While not as fast-paced as some crime novels, Bones of the Lost will drag you into the story from the very first page and keep your attention to the very end.
In this 16th novel to feature forensic anthropologist Temperance Brennan, what at first appears to be a standard hit- and-run case proves to be much more complicated than expected.
The body of a girl is found on a road in the middle of nowhere, and among her belongings is the identity card of a man who died in a flea market fire months earlier.
As Brennan tries to uncover what happened to the girl and who she was, she becomes involved in another case for US Customs, confirming that mummified remains confiscated from an importer are indeed those of dogs and not humans.
A strange combination of cases indeed, but is there a connection between the two?
With a story that stretches from the United States to Afghanistan to South America, this has plenty of plot twists and tricks wrapped up in a complex but compelling story that bubbles away with menacing undertones.
Normally I am the type of person to read the book first, then later be left disappointed by the big or small-screen rendering of the story, but with the Bones book and television series, I broke my usual pattern: I saw the TV show before I read my first book.
When I finally picked up my first Bones book about five years ago (Bones to Ashes), I struggled to get to the end and didn’t try another in the series for a couple of years. From memory, that one was Death du Jour, and finally something clicked: I was hooked.
Since then, I have read several of Kathy Reichs’ books and have enjoyed each more than the last. This one is no exception.

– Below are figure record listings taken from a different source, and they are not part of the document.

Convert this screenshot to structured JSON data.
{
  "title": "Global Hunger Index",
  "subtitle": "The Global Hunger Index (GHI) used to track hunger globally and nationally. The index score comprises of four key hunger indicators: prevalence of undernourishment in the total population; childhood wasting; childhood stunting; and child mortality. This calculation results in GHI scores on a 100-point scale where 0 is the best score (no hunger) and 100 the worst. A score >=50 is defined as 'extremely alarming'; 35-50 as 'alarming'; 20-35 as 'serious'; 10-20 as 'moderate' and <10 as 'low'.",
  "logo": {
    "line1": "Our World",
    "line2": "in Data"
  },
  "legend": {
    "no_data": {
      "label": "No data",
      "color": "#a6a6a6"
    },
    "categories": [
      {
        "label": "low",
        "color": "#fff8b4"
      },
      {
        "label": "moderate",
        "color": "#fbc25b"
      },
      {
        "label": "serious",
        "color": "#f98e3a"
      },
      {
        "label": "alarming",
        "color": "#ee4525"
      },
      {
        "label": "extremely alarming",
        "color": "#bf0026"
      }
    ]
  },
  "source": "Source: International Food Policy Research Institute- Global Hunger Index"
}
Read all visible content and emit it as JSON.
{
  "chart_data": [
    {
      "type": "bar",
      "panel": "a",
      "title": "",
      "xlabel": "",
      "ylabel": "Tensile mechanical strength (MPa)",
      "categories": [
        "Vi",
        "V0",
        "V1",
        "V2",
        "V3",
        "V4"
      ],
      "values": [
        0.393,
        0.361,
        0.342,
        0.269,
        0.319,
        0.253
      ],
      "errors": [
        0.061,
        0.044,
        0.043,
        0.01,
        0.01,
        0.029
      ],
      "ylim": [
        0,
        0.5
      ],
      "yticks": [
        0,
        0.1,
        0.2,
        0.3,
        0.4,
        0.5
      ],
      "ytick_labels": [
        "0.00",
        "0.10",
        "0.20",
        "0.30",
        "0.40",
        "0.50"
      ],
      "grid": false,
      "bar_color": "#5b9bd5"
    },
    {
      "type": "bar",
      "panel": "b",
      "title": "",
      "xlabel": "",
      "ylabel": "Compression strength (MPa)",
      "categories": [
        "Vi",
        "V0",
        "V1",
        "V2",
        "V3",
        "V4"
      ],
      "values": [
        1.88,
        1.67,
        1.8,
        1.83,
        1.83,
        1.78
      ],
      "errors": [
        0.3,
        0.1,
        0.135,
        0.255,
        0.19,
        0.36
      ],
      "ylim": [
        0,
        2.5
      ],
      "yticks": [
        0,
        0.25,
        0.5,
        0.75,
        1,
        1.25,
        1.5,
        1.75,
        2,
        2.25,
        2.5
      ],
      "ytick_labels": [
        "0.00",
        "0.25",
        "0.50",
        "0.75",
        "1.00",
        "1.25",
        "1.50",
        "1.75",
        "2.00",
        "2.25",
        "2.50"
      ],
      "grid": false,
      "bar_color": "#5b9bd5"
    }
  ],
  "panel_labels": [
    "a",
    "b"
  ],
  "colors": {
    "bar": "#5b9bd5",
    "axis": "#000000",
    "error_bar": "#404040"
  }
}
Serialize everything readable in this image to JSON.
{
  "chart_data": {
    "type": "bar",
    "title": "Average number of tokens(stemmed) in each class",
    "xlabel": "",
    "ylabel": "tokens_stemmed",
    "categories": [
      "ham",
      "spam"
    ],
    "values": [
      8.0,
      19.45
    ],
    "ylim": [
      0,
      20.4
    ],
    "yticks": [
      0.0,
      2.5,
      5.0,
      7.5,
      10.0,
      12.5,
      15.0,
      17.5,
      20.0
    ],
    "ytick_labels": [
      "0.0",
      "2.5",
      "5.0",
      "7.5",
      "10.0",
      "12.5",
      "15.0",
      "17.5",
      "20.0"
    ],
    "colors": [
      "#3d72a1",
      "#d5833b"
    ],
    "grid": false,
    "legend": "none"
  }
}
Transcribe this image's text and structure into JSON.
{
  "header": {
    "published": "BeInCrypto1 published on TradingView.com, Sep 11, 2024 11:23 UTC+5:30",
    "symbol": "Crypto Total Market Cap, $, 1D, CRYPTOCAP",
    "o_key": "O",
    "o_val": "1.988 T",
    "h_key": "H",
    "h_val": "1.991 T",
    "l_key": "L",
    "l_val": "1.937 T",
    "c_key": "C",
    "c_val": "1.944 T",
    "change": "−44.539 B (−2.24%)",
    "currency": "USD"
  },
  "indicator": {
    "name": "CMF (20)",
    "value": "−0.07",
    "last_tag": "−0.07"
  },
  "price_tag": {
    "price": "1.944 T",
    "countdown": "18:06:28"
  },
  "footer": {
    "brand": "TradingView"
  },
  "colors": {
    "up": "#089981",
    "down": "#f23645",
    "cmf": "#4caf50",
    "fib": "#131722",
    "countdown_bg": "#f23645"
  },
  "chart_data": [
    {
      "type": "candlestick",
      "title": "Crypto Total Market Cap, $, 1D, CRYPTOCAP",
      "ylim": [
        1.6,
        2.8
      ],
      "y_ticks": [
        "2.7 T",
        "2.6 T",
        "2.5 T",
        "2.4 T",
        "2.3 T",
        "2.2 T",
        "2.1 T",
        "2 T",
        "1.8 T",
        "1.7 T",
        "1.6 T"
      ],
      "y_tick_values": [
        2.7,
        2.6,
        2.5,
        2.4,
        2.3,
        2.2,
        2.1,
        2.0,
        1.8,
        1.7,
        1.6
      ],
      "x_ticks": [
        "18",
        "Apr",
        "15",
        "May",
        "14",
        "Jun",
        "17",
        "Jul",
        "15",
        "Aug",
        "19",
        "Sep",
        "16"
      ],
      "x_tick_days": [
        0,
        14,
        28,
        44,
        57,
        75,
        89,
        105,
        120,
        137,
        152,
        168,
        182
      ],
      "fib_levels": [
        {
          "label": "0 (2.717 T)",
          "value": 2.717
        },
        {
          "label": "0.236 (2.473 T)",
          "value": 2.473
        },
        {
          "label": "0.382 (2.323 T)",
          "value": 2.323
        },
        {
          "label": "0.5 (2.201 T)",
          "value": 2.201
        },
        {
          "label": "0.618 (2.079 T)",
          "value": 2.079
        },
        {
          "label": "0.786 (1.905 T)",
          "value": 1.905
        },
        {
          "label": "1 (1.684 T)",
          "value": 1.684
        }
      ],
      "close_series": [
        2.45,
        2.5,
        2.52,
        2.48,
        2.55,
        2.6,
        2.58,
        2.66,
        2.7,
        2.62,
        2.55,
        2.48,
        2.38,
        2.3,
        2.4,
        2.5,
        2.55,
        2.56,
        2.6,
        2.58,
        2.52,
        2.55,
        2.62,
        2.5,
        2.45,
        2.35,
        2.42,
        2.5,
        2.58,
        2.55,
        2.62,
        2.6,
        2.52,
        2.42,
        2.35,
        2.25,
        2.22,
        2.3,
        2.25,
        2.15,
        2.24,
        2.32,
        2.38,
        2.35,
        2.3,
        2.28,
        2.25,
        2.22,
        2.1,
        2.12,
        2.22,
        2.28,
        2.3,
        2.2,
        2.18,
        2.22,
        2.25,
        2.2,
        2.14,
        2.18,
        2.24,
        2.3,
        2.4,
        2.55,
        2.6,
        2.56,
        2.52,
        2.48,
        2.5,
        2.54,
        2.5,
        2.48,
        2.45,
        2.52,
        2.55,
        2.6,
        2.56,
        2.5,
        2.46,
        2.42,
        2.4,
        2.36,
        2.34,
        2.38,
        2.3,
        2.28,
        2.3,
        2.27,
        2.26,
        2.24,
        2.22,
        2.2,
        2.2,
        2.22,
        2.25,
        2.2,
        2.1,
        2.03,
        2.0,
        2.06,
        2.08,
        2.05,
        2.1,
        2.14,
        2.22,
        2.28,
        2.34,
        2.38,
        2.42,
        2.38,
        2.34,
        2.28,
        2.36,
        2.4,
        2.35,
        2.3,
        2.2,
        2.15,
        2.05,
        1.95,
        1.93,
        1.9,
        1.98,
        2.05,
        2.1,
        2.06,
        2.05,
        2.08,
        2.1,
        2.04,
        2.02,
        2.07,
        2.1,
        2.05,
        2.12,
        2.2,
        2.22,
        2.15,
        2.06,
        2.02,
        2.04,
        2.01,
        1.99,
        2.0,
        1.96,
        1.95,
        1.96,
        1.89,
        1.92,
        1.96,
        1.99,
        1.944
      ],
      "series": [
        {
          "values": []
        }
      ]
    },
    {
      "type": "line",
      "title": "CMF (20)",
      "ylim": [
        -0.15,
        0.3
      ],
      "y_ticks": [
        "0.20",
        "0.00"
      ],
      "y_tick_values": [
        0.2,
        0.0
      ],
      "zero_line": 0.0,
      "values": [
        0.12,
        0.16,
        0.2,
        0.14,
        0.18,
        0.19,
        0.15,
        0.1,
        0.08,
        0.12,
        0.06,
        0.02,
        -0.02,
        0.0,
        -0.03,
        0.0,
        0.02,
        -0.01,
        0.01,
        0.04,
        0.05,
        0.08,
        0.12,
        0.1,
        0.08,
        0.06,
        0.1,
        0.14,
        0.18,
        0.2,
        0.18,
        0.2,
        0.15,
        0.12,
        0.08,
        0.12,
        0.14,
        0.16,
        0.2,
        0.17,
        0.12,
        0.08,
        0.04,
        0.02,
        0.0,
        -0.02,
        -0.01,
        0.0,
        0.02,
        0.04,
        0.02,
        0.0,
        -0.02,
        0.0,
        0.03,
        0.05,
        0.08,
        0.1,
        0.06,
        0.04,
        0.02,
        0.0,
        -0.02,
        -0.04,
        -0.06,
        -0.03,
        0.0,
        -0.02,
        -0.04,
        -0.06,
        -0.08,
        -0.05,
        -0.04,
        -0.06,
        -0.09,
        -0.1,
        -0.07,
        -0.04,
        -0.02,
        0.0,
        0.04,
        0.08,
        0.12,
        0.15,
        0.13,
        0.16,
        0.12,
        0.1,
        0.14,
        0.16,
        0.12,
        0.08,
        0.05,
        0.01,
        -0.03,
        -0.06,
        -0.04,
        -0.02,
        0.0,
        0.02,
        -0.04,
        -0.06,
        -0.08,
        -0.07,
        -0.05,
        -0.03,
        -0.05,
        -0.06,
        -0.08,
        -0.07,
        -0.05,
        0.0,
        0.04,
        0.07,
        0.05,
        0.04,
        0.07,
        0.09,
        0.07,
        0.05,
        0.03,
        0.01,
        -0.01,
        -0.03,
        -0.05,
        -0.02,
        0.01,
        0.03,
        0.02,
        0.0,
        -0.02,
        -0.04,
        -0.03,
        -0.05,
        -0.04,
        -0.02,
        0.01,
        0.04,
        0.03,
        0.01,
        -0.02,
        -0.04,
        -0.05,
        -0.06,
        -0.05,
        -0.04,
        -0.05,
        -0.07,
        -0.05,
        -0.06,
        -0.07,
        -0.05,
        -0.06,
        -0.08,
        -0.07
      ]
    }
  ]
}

The author’s own background forms the basis of the Bones series: she is a forensic anthropologist herself and aside from her hugely successful career as a novelist, she is also a professor of anthropology, has published academic books for the forensic geeks, produces the TV show based on the books and still manages to find time to work as a forensic anthropologist.
It makes me exhausted just thinking about it.
Her experiences in that part of her career – from teaching the FBI how to find and recover human remains, to separating and identifying “commingled body parts” – give Reichs an insight that no other crime-writer has: she hasn’t simply studied how it’s done, she has lived it.
If you haven’t read any of the earlier books, this is a good a place to start as any.
My transformation into card-carrying Kathy Reichs fan was slow at times, with a hiccup or two at the start, but it’s safe to say I’m there now.